Sejak dimulainya kerjasama beasiswa pendidikan tersebut pada tahun 2007, tercatat ada beberapa Tunanetra yang menjadi bagian dari UDINUS. Namun sayangnya, beberapa Tunanetra tersebut melewatkan kesempatan yang diberikan oleh UDINUS, sehingga angkatan pertama tersebut hanya berhasil meluluskan 2 orang Tunanetra yaitu pada tahun 2011 dan tahun 2013. Kedua Tunanetra tersebut lulus sebagai Sarjana Sastra dari Fakultas Ilmu Budaya (FIB) dengan Program Studi Sastra Inggris.

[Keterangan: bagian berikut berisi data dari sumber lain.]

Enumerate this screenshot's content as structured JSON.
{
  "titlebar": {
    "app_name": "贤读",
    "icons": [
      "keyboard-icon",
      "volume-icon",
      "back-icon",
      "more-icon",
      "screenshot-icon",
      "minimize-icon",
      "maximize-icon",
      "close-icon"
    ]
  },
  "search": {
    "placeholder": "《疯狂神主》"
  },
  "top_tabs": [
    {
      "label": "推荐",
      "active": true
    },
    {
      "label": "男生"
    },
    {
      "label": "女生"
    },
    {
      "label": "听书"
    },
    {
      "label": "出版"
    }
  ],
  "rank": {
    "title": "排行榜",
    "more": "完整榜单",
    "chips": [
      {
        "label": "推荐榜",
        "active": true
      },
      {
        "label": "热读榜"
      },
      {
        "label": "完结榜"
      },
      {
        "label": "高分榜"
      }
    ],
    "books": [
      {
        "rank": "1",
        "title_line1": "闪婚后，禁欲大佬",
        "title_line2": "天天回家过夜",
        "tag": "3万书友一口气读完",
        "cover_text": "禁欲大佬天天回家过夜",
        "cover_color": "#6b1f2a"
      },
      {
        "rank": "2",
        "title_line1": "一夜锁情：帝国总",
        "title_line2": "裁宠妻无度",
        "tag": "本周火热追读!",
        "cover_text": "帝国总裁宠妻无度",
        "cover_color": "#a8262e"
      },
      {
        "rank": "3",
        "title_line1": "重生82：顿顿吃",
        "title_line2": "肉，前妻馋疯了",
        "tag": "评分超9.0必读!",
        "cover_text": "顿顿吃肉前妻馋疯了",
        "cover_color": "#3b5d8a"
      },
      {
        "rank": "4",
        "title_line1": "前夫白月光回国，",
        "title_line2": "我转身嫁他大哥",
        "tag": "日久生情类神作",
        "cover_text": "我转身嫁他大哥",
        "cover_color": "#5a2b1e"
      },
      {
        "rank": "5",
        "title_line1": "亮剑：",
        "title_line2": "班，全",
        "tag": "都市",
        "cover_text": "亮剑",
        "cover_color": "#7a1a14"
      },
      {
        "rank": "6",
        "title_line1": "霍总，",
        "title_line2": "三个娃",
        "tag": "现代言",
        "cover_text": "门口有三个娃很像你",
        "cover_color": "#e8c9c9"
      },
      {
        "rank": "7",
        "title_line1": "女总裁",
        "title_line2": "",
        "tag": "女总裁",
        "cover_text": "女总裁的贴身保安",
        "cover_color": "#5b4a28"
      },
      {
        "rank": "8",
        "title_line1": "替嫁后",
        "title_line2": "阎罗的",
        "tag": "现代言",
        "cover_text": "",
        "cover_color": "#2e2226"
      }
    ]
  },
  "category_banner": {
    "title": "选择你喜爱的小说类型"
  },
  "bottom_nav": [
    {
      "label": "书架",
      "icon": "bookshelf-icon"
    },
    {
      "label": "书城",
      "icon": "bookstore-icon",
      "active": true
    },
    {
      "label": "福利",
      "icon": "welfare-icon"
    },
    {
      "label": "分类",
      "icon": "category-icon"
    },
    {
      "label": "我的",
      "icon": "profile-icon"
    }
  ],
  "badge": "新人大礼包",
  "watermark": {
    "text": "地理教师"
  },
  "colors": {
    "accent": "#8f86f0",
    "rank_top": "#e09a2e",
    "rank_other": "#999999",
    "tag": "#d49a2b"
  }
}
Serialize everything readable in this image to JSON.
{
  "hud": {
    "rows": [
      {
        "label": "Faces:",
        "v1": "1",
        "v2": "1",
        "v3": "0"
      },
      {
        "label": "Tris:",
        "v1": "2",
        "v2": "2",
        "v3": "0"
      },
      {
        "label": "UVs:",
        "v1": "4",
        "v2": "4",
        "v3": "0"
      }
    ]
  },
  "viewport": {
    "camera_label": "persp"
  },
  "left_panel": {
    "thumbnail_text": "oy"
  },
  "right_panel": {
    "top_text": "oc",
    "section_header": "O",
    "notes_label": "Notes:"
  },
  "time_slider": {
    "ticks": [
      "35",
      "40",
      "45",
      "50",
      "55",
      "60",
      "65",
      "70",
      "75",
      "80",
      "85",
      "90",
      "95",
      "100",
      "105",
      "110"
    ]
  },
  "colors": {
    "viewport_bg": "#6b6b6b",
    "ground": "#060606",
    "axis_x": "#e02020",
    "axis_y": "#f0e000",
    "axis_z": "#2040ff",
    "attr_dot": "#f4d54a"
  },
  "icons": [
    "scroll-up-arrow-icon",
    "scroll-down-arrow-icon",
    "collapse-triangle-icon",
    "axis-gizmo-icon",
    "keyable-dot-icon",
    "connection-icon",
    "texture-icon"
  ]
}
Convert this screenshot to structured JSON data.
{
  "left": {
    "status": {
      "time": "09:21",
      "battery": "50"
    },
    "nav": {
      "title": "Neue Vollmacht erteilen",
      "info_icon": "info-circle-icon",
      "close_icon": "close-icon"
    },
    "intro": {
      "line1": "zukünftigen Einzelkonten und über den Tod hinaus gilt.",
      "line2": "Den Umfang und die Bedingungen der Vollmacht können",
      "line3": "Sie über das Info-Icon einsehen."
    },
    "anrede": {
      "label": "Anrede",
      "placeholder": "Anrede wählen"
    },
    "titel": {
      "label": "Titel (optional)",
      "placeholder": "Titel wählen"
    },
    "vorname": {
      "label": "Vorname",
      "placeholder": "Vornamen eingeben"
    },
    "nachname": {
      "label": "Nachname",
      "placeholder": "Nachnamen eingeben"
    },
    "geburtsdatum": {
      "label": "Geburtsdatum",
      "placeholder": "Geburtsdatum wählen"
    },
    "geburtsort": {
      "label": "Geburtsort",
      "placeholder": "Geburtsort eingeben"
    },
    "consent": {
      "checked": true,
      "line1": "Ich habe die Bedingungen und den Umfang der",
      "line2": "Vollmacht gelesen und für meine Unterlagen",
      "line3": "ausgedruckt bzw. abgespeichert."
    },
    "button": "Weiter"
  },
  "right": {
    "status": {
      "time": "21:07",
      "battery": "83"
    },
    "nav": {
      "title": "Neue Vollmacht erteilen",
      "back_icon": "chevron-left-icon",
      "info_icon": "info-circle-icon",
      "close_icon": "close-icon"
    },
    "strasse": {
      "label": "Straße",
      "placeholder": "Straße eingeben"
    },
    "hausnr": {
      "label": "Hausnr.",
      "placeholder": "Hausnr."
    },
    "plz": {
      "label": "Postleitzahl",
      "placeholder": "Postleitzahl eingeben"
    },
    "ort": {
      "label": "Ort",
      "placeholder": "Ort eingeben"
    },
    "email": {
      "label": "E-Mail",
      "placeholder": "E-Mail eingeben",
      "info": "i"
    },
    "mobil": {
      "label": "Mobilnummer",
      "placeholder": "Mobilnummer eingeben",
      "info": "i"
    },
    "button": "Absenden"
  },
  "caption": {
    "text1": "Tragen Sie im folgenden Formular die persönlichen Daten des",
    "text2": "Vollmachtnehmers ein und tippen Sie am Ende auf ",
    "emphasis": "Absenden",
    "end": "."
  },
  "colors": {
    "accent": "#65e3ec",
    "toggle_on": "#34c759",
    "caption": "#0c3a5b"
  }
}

Kemudian pada tahun 2011 terdapat mahasiswa Tunanetra yang mendaftar dan tercatat sebagai mahasiswa Fakultas Ekonomi dan Bisnis (FEB) dengan Program Studi Manajemen Bisnis. Selain mahasiswa Tunanetra di Progdi Manajemen Bisnis tersebut, ada 2 Tunanetra lainnya yang menyusul pada tahun 2012. Keberhasilan Tunanetra-tunanetra tersebut berkuliah di UDINUS dengan derajat ke-inklusifan yang belum terlalu tinggi, rupanya mendorong 2 Tunanetra lain yang juga menyusul pada tahun 2013 lalu. Dengan demikian, jumlah Tunanetra yang masih menempuh pendidikan di UDINUS tercatat ada 5 orang, dengan 4 diantaranya berasal dari Fakultas Ilmu Budaya (FIB) dengan Progdi Sastra Inggris.

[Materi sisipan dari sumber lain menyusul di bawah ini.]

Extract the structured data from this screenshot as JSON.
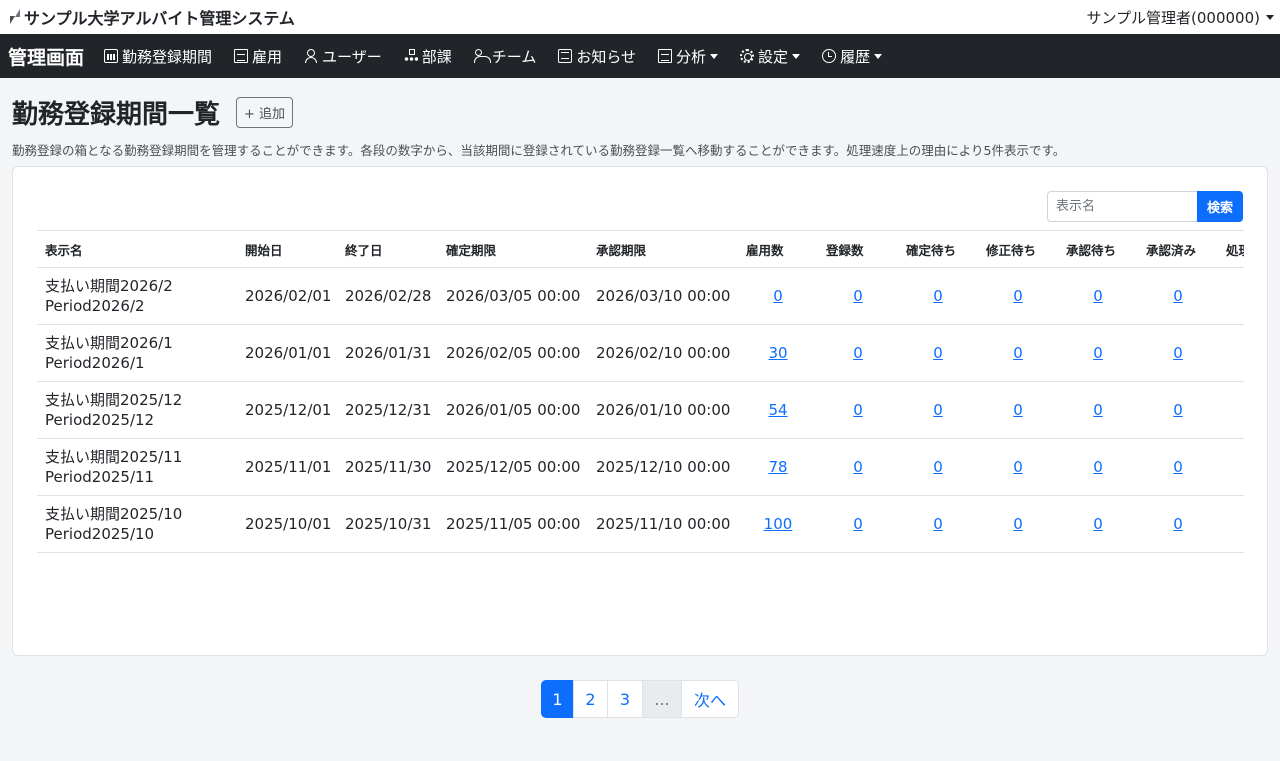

Kini mahasiswa-mahasiswa Tunanetra tersebut berkuliah di UDINUS dengan upaya mandiri. Pasalnya, di UDINUS memang belum ada Pusat Layanan Disabilitas seperti yang terdapat di beberapa perguruan tinggi dengan mahasiswa Tunanetra di dalamnya. Mereka berkuliah dengan mengandalkan laptop pribadi meski di laboratorium serta bagian Tata Usaha telah disediakan komputer lengkap dengan pembaca layar. Perihal akses terhadap materi, Tunanetra-Tunanetra tersebut mengandalkan soft file yang diberikan oleh dosen, atau pun melakukan scanning secara mandiri di rumah masing-masing. Cara lain yang dilakukan dalam mengakses materi yaitu dilakukan melalui media mesin pencarian Google secara mandiri oleh mahasiswa tersebut. Kemudian, Sejauh ini, Program Studi Sastra Inggris menjadi jurusan yang paling banyak menerima Tunanetra karena jurusan tersebut memang paling accessible untuk Tunanetra.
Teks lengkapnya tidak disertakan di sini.